Este plano supone una intención comunicativa y constructiva cons­ciente, abarcando el desarrollo de todas las configuraciones ordenadas y relacionadas conforme a los prin­cipios de la lógica espacial en el medio gráfico, necesarias para la elaboración de conceptos gráficos identificables o iconogramas, (por ejemplo, una casa, un perro, etc.), y posteriormente para la configura­ción de un tema o de una secuencia narrativa. El niño marca así la inten­ción prioritaria de informar que caracteriza a los sistemas lingüísti­cos.

El plano estético se corresponde con un cociente comunicativo ines­pecífico que comprende todas las relaciones formales entre estructu­ras y unidades articuladas y no arti­culadas, recogiendo también los ras­gos informales de carácter expresi­vo como manchas, tachaduras, embardurnamientos, etc., que pre­ceden o subyacen a la representa­ción figurativa del plano icónico.

Este cociente de comunicación inespecífico viene determinado por las estructuras profundas, incons­cientes, que son sinópticas e intra­ducibles de un modo directo y se relacionan con el placer que encuentra el niño en la construc­ción formal en sí misma o en la expresión gráfica como correlato gestual, prescindiendo de cualquier connotación o referencia simbólica concreta. El contenido expresivo que transmite el niño de un modo intuitivo e indiferenciado, siempre que lo permitan las circunstancias contextuales y el propio contexto mental del observador, enlaza con esa empatía esencial que hemos dado en llamar emoción estética.

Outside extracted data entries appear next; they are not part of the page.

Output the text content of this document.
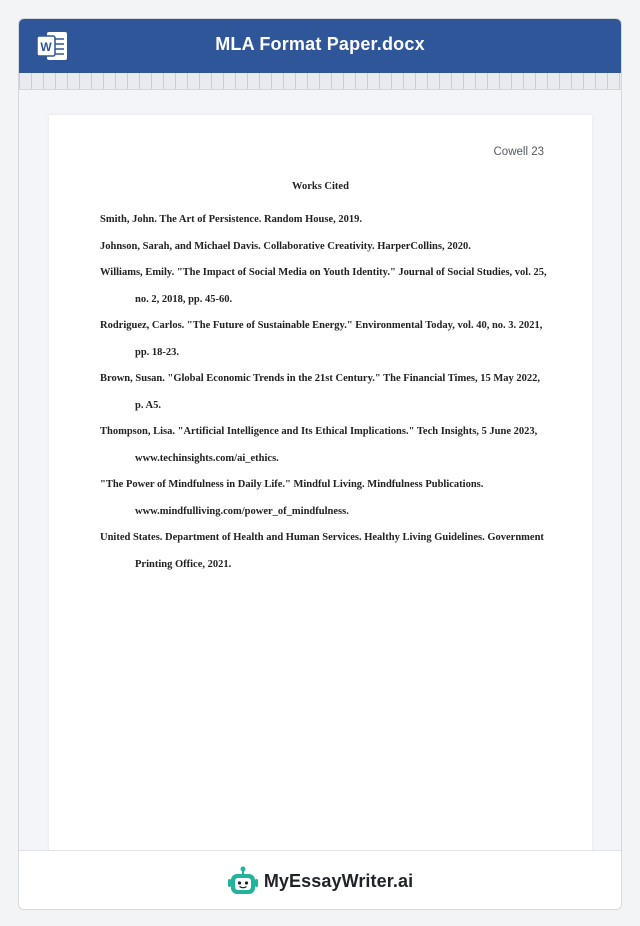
W	MLA Format Paper.docx
Cowell 23
Works Cited

Smith, John. The Art of Persistence. Random House, 2019.

Johnson, Sarah, and Michael Davis. Collaborative Creativity. HarperCollins, 2020.

Williams, Emily. "The Impact of Social Media on Youth Identity." Journal of Social Studies, vol. 25, no. 2, 2018, pp. 45-60.

Rodriguez, Carlos. "The Future of Sustainable Energy." Environmental Today, vol. 40, no. 3. 2021, pp. 18-23.

Brown, Susan. "Global Economic Trends in the 21st Century." The Financial Times, 15 May 2022, p. A5.

Thompson, Lisa. "Artificial Intelligence and Its Ethical Implications." Tech Insights, 5 June 2023, www.techinsights.com/ai_ethics.

"The Power of Mindfulness in Daily Life." Mindful Living. Mindfulness Publications. www.mindfulliving.com/power_of_mindfulness.

United States. Department of Health and Human Services. Healthy Living Guidelines. Government Printing Office, 2021.

MyEssayWriter.ai
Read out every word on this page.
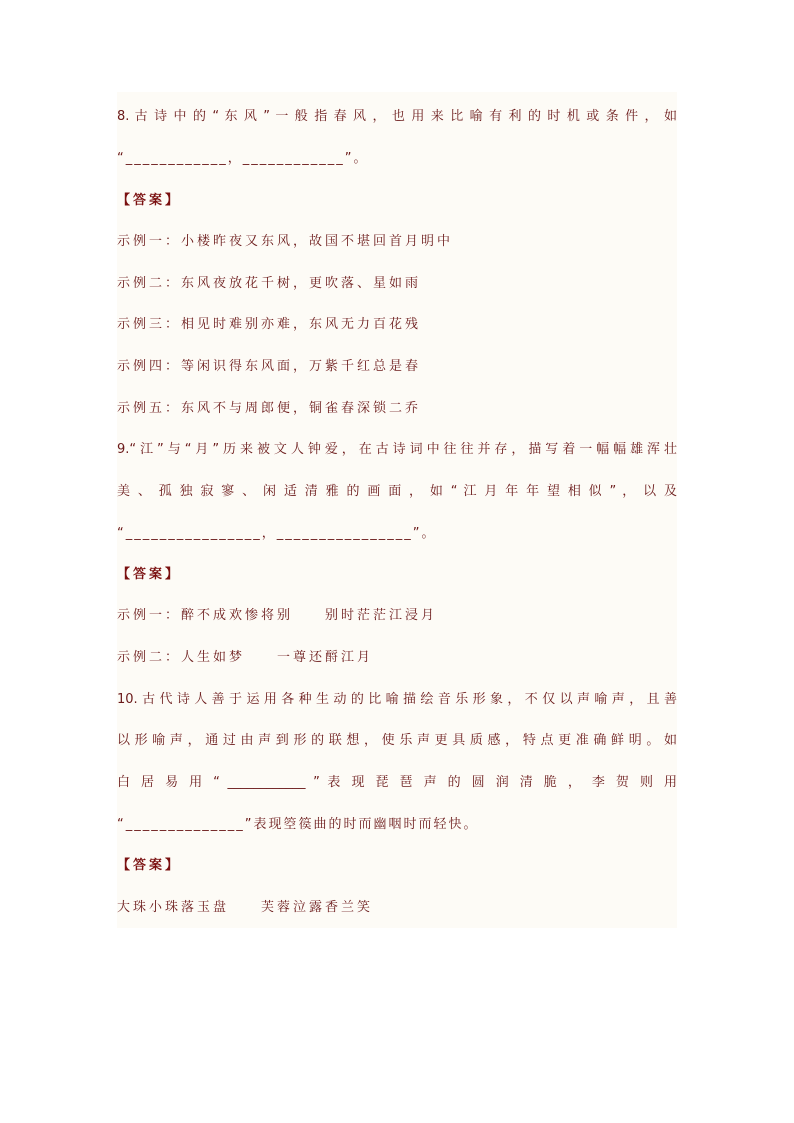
8. 古 诗 中 的 “ 东 风 ” 一 般 指 春 风 ， 也 用 来 比 喻 有 利 的 时 机 或 条 件 ， 如
“____________，____________”。
【答案】
示例一：小楼昨夜又东风，故国不堪回首月明中
示例二：东风夜放花千树，更吹落、星如雨
示例三：相见时难别亦难，东风无力百花残
示例四：等闲识得东风面，万紫千红总是春
示例五：东风不与周郎便，铜雀春深锁二乔
9.“江”与“月”历来被文人钟爱，在古诗词中往往并存，描写着一幅幅雄浑壮
美 、 孤 独 寂 寥 、 闲 适 清 雅 的 画 面 ， 如 “ 江 月 年 年 望 相 似 ” ， 以 及
“________________，________________”。
【答案】
示例一：醉不成欢惨将别　　别时茫茫江浸月
示例二：人生如梦　　一尊还酹江月
10.古代诗人善于运用各种生动的比喻描绘音乐形象，不仅以声喻声，且善
以形喻声，通过由声到形的联想，使乐声更具质感，特点更准确鲜明。如
白 居 易 用 “ ____________ ” 表 现 琵 琶 声 的 圆 润 清 脆 ， 李 贺 则 用
“______________”表现箜篌曲的时而幽咽时而轻快。
【答案】
大珠小珠落玉盘　　芙蓉泣露香兰笑
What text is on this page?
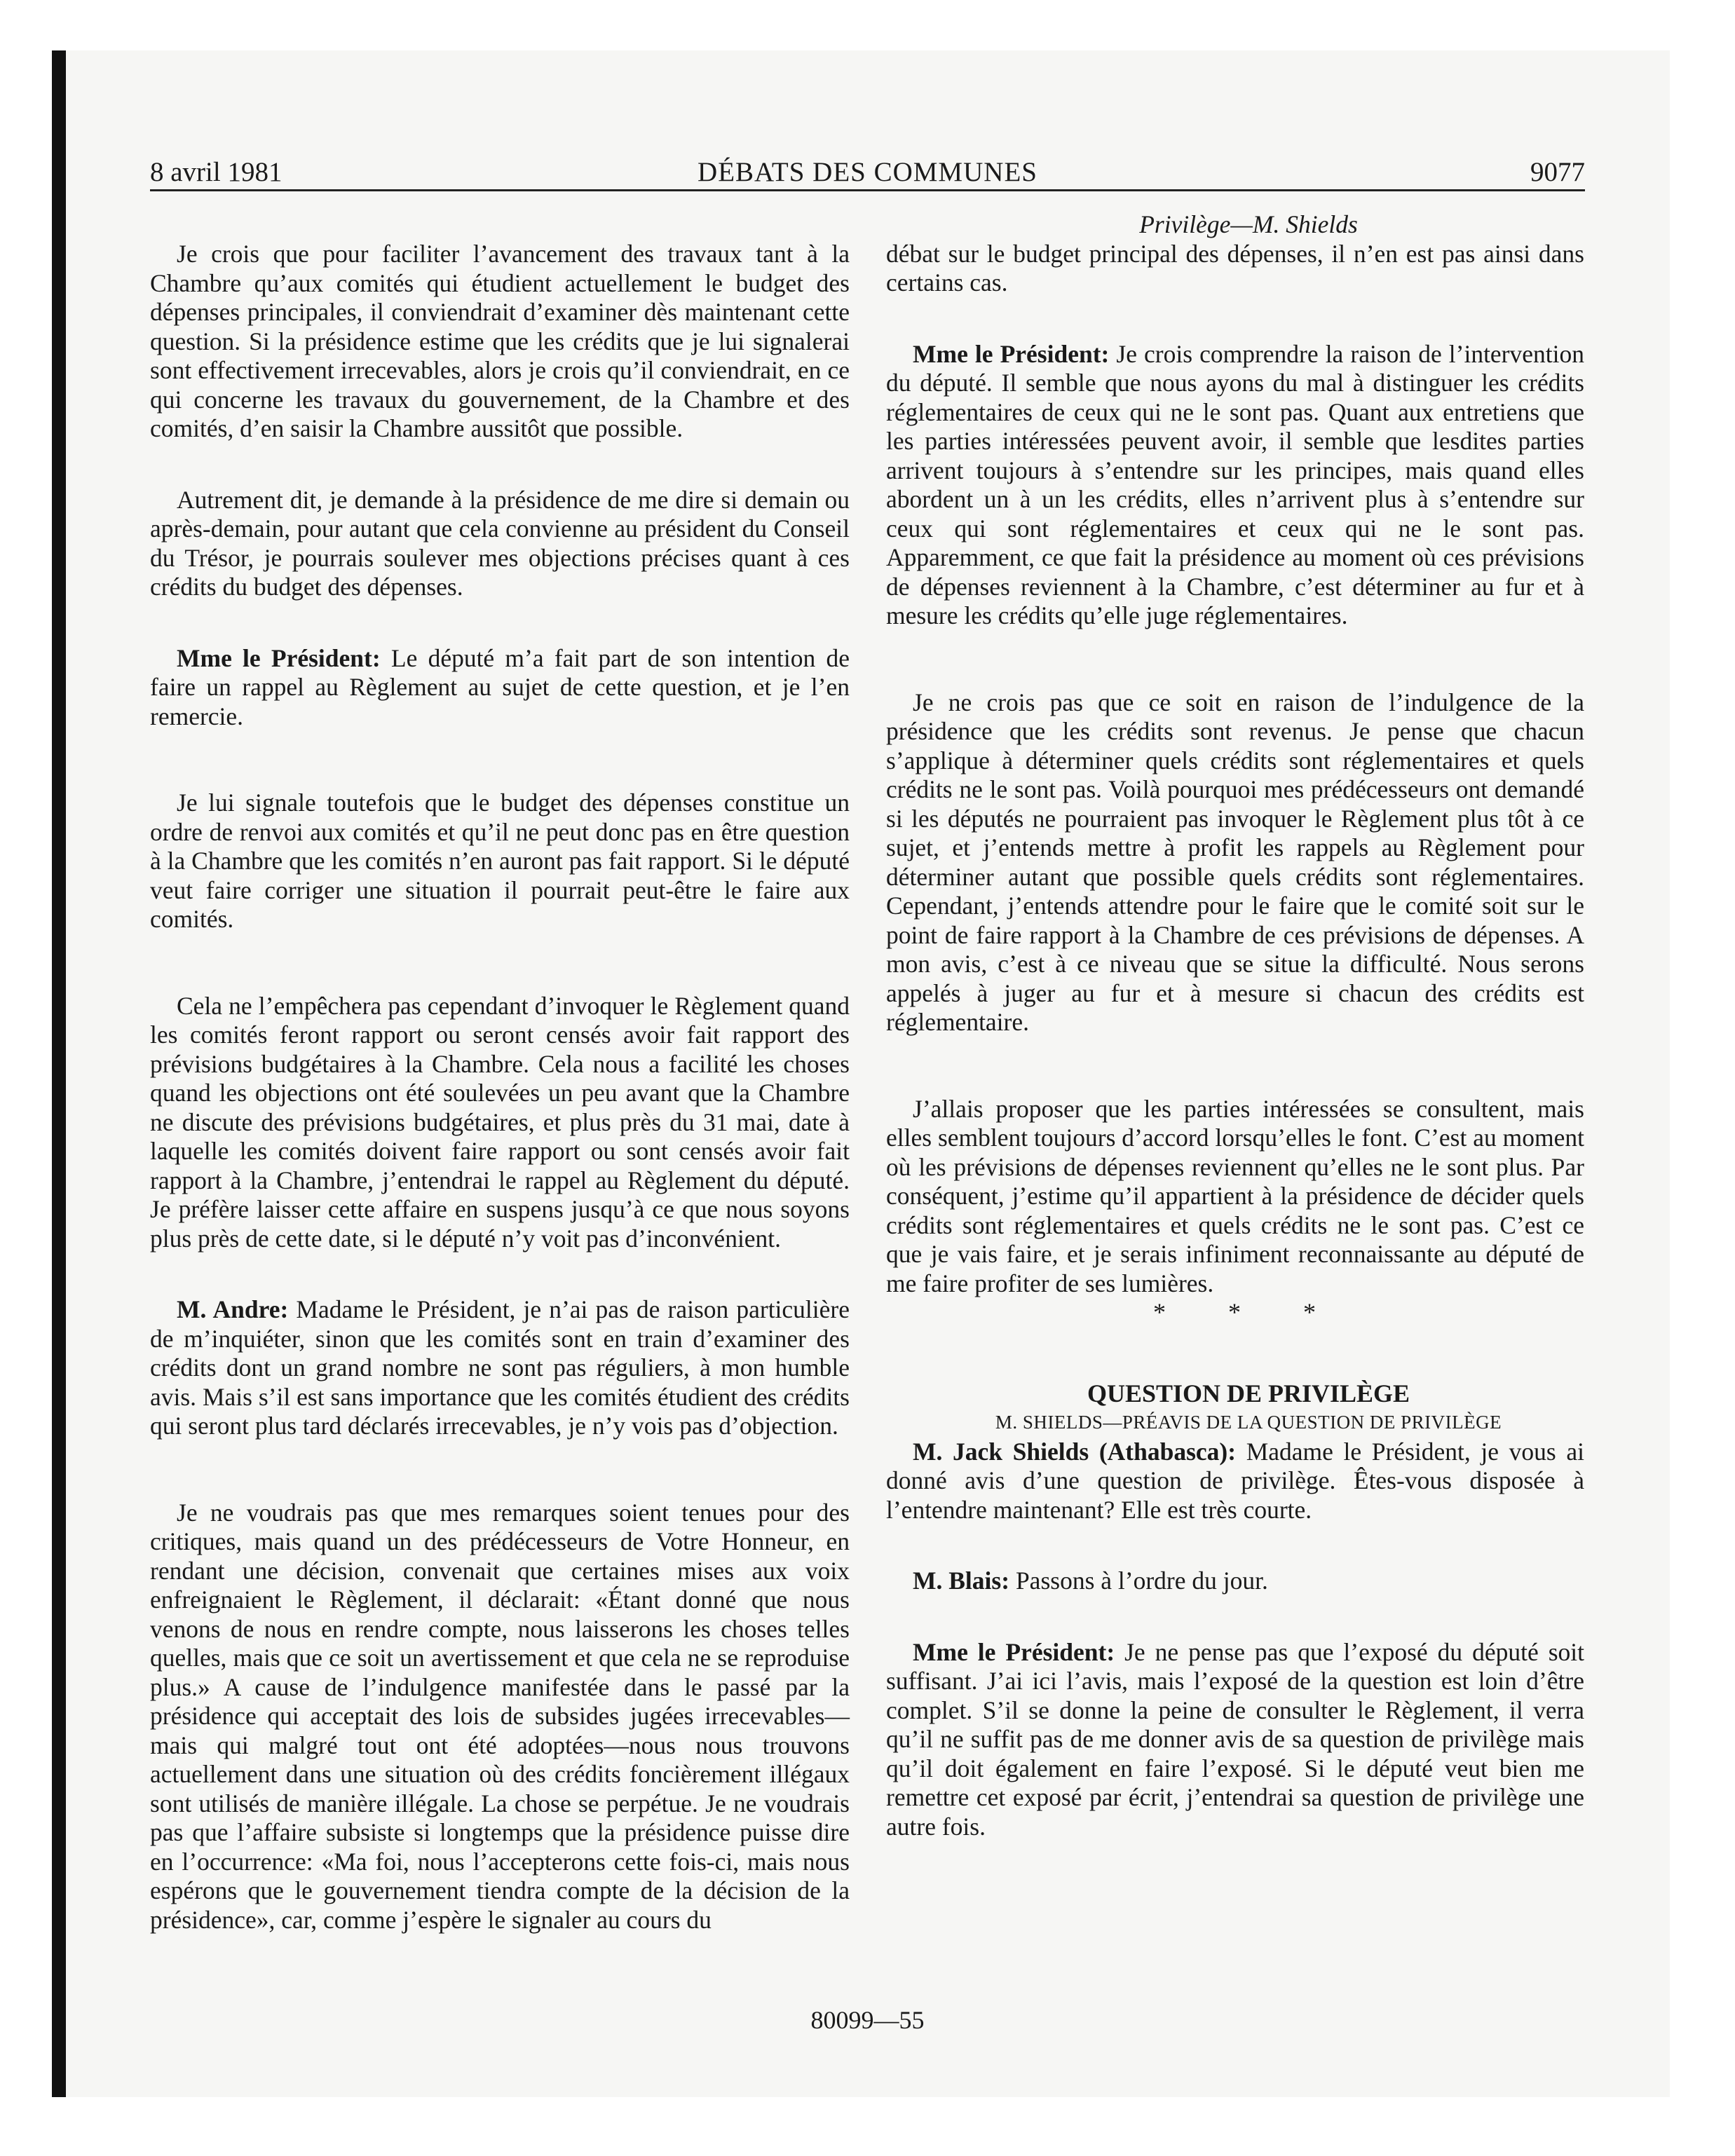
8 avril 1981	DÉBATS DES COMMUNES	9077

Je crois que pour faciliter l’avancement des travaux tant à la Chambre qu’aux comités qui étudient actuellement le budget des dépenses principales, il conviendrait d’examiner dès maintenant cette question. Si la présidence estime que les crédits que je lui signalerai sont effectivement irrecevables, alors je crois qu’il conviendrait, en ce qui concerne les travaux du gouvernement, de la Chambre et des comités, d’en saisir la Chambre aussitôt que possible.

Autrement dit, je demande à la présidence de me dire si demain ou après-demain, pour autant que cela convienne au président du Conseil du Trésor, je pourrais soulever mes objections précises quant à ces crédits du budget des dépenses.

Mme le Président: Le député m’a fait part de son intention de faire un rappel au Règlement au sujet de cette question, et je l’en remercie.

Je lui signale toutefois que le budget des dépenses constitue un ordre de renvoi aux comités et qu’il ne peut donc pas en être question à la Chambre que les comités n’en auront pas fait rapport. Si le député veut faire corriger une situation il pourrait peut-être le faire aux comités.

Cela ne l’empêchera pas cependant d’invoquer le Règlement quand les comités feront rapport ou seront censés avoir fait rapport des prévisions budgétaires à la Chambre. Cela nous a facilité les choses quand les objections ont été soulevées un peu avant que la Chambre ne discute des prévisions budgétaires, et plus près du 31 mai, date à laquelle les comités doivent faire rapport ou sont censés avoir fait rapport à la Chambre, j’entendrai le rappel au Règlement du député. Je préfère laisser cette affaire en suspens jusqu’à ce que nous soyons plus près de cette date, si le député n’y voit pas d’inconvénient.

M. Andre: Madame le Président, je n’ai pas de raison particulière de m’inquiéter, sinon que les comités sont en train d’examiner des crédits dont un grand nombre ne sont pas réguliers, à mon humble avis. Mais s’il est sans importance que les comités étudient des crédits qui seront plus tard déclarés irrecevables, je n’y vois pas d’objection.

Je ne voudrais pas que mes remarques soient tenues pour des critiques, mais quand un des prédécesseurs de Votre Honneur, en rendant une décision, convenait que certaines mises aux voix enfreignaient le Règlement, il déclarait: «Étant donné que nous venons de nous en rendre compte, nous laisserons les choses telles quelles, mais que ce soit un avertissement et que cela ne se reproduise plus.» A cause de l’indulgence manifestée dans le passé par la présidence qui acceptait des lois de subsides jugées irrecevables—mais qui malgré tout ont été adoptées—nous nous trouvons actuellement dans une situation où des crédits foncièrement illégaux sont utilisés de manière illégale. La chose se perpétue. Je ne voudrais pas que l’affaire subsiste si longtemps que la présidence puisse dire en l’occurrence: «Ma foi, nous l’accepterons cette fois-ci, mais nous espérons que le gouvernement tiendra compte de la décision de la présidence», car, comme j’espère le signaler au cours du

Privilège—M. Shields

débat sur le budget principal des dépenses, il n’en est pas ainsi dans certains cas.

Mme le Président: Je crois comprendre la raison de l’intervention du député. Il semble que nous ayons du mal à distinguer les crédits réglementaires de ceux qui ne le sont pas. Quant aux entretiens que les parties intéressées peuvent avoir, il semble que lesdites parties arrivent toujours à s’entendre sur les principes, mais quand elles abordent un à un les crédits, elles n’arrivent plus à s’entendre sur ceux qui sont réglementaires et ceux qui ne le sont pas. Apparemment, ce que fait la présidence au moment où ces prévisions de dépenses reviennent à la Chambre, c’est déterminer au fur et à mesure les crédits qu’elle juge réglementaires.

Je ne crois pas que ce soit en raison de l’indulgence de la présidence que les crédits sont revenus. Je pense que chacun s’applique à déterminer quels crédits sont réglementaires et quels crédits ne le sont pas. Voilà pourquoi mes prédécesseurs ont demandé si les députés ne pourraient pas invoquer le Règlement plus tôt à ce sujet, et j’entends mettre à profit les rappels au Règlement pour déterminer autant que possible quels crédits sont réglementaires. Cependant, j’entends attendre pour le faire que le comité soit sur le point de faire rapport à la Chambre de ces prévisions de dépenses. A mon avis, c’est à ce niveau que se situe la difficulté. Nous serons appelés à juger au fur et à mesure si chacun des crédits est réglementaire.

J’allais proposer que les parties intéressées se consultent, mais elles semblent toujours d’accord lorsqu’elles le font. C’est au moment où les prévisions de dépenses reviennent qu’elles ne le sont plus. Par conséquent, j’estime qu’il appartient à la présidence de décider quels crédits sont réglementaires et quels crédits ne le sont pas. C’est ce que je vais faire, et je serais infiniment reconnaissante au député de me faire profiter de ses lumières.

* * *

QUESTION DE PRIVILÈGE

M. SHIELDS—PRÉAVIS DE LA QUESTION DE PRIVILÈGE

M. Jack Shields (Athabasca): Madame le Président, je vous ai donné avis d’une question de privilège. Êtes-vous disposée à l’entendre maintenant? Elle est très courte.

M. Blais: Passons à l’ordre du jour.

Mme le Président: Je ne pense pas que l’exposé du député soit suffisant. J’ai ici l’avis, mais l’exposé de la question est loin d’être complet. S’il se donne la peine de consulter le Règlement, il verra qu’il ne suffit pas de me donner avis de sa question de privilège mais qu’il doit également en faire l’exposé. Si le député veut bien me remettre cet exposé par écrit, j’entendrai sa question de privilège une autre fois.

80099—55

Ambos planos sitúan a distintos niveles la obra gráfica y plástica del niño: entre el lenguaje y las artes visuales. Así, la expresión y la comu­nicación se dan conjuntamente en el arte infantil, ya que el niño se expresa a través de formas que poseen un significado inmanente y que, en su nivel iconográfico o figu­rativo, le permiten informar en un plano más socializado que le sitúa en una realidad compleja que debe ordenar para su comprensión.

Estas consideraciones tienen consecuencias de cara al curricu­lum. El primero de los planos que hemos diferenciado se correspon­dería con la dimensión semiótica del curriculum de arte, que contempla la representación iconográfica como un sistema articulado obediente a principios y reglas intersubjetivas con las que el niño opera a nivel consciente. El segundo plano se integra en la dimensión curricular que abarca la educación y sensibili­zación del niño hacia las cualidades formales y expresivas, y hacia la aprehensión estética. En este caso, se partiría de la producción propia como un paso inicial hacia la apre­ciación crítica en el ámbito cultural que abarca el campo de la imagen.

 

Referencias bibliográficas

 

COLLNGWOOD, R.G. (1978): Los princi­pios del arte. Fondo de Cultura Económi­ca. México.

DEWEY, J. (1938): Experience and Edu­cation. New York: Macmillan.

DORFLES, G. (1967): Símbolo, comunica­ción y consumo. Barcelona: Lumen.

EISNER, E. ( 1995): Educar la visión artísti­ca. Barcelona: Paidós.

KELLOG, R. (1981): Análisis de la expre­sión plástica del preescolar. Madrid: Cin­cel.

LANGER, S. (1951): Philosophy in a New Key. A Study in the symbolism of reason, rite and art. Harvard University Press.

PIAGET, J. (1984): La formación del sím­bolo en el niño. Fondo de Cultura Econó­mica. México.